Research
Polyunsaturated fatty acids and neurotransmitter release

Long-chain polyunsaturated fatty acids (LC-PUFAs) are highly enriched in synaptic membranes, including synaptic vesicles, and we have shown that they have critical synaptic functions (Lesa et al., J. Cell Sci, 116, 4965). A picture is emerging that altered synaptic function is at the basis of many brain diseases, including anxiety, mood disorders and dementia. To understand the precise role of LC-PUFAs at synapses, we use C. elegans fat-3 mutants that lack LC-PUFAs. These LC-PUFA-deficient animals are depleted of synaptic vesicles and, as a result, they display striking behavioural phenotypes caused by insufficient release of acetylcholine and serotonin at neuromuscular junctions (their most striking phenotype is their inability to move well; see movies below).
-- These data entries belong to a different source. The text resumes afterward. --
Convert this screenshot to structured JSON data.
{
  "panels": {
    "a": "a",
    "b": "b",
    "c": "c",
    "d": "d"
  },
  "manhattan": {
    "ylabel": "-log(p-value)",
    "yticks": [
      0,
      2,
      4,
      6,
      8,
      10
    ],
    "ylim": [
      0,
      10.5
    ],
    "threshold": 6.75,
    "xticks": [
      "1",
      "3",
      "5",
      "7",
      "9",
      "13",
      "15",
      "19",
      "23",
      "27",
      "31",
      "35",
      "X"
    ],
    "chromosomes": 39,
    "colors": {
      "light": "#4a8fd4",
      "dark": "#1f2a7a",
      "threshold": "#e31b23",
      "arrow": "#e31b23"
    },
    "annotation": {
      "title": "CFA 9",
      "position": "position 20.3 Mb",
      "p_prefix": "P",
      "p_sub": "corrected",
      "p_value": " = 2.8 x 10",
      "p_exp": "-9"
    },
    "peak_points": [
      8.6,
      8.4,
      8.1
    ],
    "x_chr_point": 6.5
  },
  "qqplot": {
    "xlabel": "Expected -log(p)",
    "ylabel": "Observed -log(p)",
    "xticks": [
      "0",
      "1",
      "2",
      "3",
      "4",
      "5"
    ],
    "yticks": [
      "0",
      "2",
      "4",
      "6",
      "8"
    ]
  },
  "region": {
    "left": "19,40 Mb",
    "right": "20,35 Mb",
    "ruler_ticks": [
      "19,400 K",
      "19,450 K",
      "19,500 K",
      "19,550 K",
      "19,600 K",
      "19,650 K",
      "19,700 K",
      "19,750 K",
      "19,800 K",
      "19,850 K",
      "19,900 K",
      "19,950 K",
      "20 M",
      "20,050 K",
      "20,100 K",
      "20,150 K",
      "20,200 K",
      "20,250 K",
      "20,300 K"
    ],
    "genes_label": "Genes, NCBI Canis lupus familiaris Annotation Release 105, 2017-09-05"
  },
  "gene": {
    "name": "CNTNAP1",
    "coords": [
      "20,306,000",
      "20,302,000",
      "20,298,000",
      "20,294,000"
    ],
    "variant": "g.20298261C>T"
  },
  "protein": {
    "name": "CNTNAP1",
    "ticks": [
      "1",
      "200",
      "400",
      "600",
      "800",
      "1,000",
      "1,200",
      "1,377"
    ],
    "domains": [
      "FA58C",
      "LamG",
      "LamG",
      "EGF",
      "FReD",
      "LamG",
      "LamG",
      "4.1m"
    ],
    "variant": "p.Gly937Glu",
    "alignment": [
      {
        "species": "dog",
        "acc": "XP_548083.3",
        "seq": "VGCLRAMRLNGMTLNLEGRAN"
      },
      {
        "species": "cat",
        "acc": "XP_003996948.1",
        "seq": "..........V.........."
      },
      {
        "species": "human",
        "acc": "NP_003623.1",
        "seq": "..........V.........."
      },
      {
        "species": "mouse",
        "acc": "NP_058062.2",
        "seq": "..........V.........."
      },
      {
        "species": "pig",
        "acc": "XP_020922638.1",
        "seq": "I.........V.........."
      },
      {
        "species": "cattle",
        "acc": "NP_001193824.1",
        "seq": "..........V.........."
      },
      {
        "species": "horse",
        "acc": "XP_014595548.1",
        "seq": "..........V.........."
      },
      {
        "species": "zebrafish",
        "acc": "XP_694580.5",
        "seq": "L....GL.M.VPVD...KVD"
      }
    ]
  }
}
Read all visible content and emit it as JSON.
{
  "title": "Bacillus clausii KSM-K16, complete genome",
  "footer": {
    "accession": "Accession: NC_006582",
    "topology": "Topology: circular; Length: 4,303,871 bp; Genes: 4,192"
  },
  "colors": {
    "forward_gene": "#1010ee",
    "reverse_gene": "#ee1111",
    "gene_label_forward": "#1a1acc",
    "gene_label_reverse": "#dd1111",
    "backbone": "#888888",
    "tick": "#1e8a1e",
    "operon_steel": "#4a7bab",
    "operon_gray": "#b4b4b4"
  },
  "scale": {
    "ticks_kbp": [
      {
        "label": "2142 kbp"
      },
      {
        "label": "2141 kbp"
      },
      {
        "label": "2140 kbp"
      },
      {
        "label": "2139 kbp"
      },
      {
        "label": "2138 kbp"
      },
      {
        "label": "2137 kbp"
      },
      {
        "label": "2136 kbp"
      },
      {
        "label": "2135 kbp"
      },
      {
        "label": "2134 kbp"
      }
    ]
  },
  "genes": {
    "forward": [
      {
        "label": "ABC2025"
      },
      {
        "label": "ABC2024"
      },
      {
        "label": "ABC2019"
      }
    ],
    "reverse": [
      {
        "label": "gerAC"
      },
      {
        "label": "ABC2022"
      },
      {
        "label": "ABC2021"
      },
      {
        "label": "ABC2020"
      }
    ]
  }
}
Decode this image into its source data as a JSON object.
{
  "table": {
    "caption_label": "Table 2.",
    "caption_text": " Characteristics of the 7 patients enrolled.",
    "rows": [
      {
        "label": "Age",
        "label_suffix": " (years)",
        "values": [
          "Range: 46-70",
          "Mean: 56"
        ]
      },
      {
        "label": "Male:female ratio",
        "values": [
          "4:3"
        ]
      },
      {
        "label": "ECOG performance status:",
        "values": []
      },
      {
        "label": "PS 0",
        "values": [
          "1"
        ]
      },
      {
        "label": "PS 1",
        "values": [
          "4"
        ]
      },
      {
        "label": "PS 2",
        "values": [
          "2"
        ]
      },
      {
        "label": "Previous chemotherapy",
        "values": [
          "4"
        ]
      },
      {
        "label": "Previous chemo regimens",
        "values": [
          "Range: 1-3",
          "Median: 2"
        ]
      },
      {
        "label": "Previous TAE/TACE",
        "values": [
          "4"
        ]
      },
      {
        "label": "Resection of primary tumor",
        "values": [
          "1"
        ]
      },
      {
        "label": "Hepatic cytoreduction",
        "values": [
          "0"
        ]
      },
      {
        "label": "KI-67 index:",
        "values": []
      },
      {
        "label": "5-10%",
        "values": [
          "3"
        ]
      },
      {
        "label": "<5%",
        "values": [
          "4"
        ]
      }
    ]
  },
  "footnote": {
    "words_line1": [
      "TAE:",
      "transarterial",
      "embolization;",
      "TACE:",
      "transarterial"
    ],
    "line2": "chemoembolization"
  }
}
These findings suggest that LC-PUFAs are required to maintain a normal pool of synaptic vesicles.

These movies show that fat-3 mutants (left) move considerably less than wild-type animals.

Fig1
We have recently found that the reduced number of synaptic vesicles at synapses and the impaired neurotransmission observed in fat-3 mutants are caused by defects in synaptic vesicle recycling: the synaptic vesicle protein synaptobrevin is not efficiently retrieved after synaptic vesicles fusion with the presynaptic membrane (Figure 1), and the presynaptic terminals contain abnormally large endosomal-like compartments and synaptic vesicles.

Moreover, the mutants have unusually low levels of the phosphoinositide phosphatase synaptojanin at synaptic release sites (Figure 2) and accumulate the main synaptojanin substrate phosphatidylinositol 4,5-bisphosphate at these sites. Since synaptojanin is essential to ensure normal synaptic vesicle endocytosis, these findings suggest that LC-PUFAs are required for efficient synaptic vesicle endocytosis by modulating synaptojanin localization at sites of release.
Fig2

Synaptojanin is localized to synaptic membranes by specific localizing proteins. It is likely, therefore, that LC-PUFAs control synaptojanin localization via one or more of these proteins. We have data indicating that LC-PUFAs do not act through the major synaptojanin localizing proteins, endophilin and amphiphysin, suggesting that LC-PUFAs act via novel protein(s).

One of our main goals is to identify these proteins and to elucidate the mechanisms that underly LC-PUFA-mediated synaptic vesicle recycling.